The shares rose 1.5% in early trading.
The delicate balancing act between volumes and margins make things a bit of a slog for Tesco, but so far the group has navigated the headwinds well.
Margins have hit targets and the brand has been refreshed. Savvy deals with Booker and Carrefour have created significant cost saving opportunities and, in a ferociously competitive marketplace, that's helped operating profit grow. With much of the heavy lifting complete it is perhaps a natural time for Dave Lewis to hand the reins to someone else.
But incoming CEO, Ken Murphy, still has work to do. Aldi and Lidl remain a threat and it's increasingly apparent that Walmart is looking to offload Asda. A sale could breathe new life into the brand - potentially sparking another price war and undoing some of the good work on margins.
Other initiatives haven't been quite as successful. We're yet to get a meaningful update from Jack's - Tesco's discount store chain. Fortunately store numbers are limited at the moment, so if the project runs aground the cost will be minimal. Tesco Bank has had a shakeup, and the Asian business is under review too. The move out of mortgages significantly reduces the bank's scale, and together with the possible sale of the Thai and Malay businesses significantly boosts the group's cash position.
There is a question about what the extra cash will be used for, especially as the company's balance sheet has continued to improve. Debt's fallen and leverage is at more comfortable levels, while Tesco now owns the majority of its stores so there are fewer onerous leases to deal with.
All things considered Murphy will be taking on a far healthier beast than Lewis inherited. A dominant market position and healthy margins should equip it well to face growing competition. The challenge will be finding a way to deliver growth in the years ahead.
The shares offer a prospective yield of 3.6% and trade on a price to earnings ratio of 13.9 - slightly below the longer term average of 14.2.
Q3 and Christmas Trading Update
LFL growth in the UK & Ireland was driven by Booker, where sales rose 4.1% in the 19 weeks following a strong third quarter. The Republic of Ireland showed LFL growth of 2% for the 19 weeks. The UK actually saw LFL sales fall 0.2% in the full 19 week period, although Christmas sales rose 0.1%, the fifth consecutive year of Christmas growth.
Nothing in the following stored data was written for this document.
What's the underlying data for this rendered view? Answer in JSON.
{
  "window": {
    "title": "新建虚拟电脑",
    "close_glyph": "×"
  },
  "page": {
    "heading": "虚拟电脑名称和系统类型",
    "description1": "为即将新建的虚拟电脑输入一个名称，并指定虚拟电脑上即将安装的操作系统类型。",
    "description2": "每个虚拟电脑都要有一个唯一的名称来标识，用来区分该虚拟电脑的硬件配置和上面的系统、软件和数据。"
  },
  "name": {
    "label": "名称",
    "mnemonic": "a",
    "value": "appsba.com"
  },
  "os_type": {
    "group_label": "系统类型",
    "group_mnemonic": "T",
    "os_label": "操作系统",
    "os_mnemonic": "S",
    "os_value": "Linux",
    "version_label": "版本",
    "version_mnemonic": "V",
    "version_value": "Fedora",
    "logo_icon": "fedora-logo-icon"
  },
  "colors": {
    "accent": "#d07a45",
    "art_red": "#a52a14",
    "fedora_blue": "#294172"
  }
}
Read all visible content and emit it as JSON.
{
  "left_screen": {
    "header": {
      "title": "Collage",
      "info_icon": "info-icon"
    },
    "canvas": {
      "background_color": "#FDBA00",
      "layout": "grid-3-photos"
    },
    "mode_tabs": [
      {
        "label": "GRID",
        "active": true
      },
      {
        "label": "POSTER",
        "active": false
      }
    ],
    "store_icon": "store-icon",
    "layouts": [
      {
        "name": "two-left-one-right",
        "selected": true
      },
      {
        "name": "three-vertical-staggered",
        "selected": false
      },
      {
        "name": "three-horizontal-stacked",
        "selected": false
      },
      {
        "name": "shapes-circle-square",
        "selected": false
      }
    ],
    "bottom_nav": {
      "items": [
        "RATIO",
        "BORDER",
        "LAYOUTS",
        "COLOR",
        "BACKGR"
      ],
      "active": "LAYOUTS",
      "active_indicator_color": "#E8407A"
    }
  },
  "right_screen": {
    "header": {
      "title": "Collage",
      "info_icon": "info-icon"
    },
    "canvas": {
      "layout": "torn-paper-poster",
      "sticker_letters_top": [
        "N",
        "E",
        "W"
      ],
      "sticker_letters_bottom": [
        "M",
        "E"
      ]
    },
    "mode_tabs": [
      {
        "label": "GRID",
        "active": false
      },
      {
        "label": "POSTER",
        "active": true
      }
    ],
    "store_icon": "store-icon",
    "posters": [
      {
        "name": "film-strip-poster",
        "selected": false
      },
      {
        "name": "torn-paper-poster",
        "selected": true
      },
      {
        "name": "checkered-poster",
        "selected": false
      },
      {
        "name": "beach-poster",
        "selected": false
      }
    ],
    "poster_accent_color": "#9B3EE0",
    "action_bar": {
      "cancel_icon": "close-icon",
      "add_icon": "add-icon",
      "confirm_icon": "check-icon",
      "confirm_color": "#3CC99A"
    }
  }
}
UK Christmas sales benefitted from lower prices across key festive products, while plant based foods also proved more popular during the period. Lower sales in the UK reflect reduced sales of general merchandise.
A 10.3% decline in Central European LFL sales reflects fundamental changes to the Polish business as well as changes in the Czech Republic, Hungary and Slovakia.
Asia saw LFL sales fall 1.6%, as the group reduced its focus on general merchandise. Fresh food sales in the region were strong (up 5%), aided by the launch of new convenience formats. The group is considering the sale of its Thailand and Malaysian business following approaches from interested parties.
Total Tesco Bank revenues fell 9.6%, reflecting the decision to exit the mortgage market. Underlying revenues rose 0.5% over the 19 weeks.
Hargreaves Lansdown's Non-Executive Chair is also a Non-Executive Director of Tesco.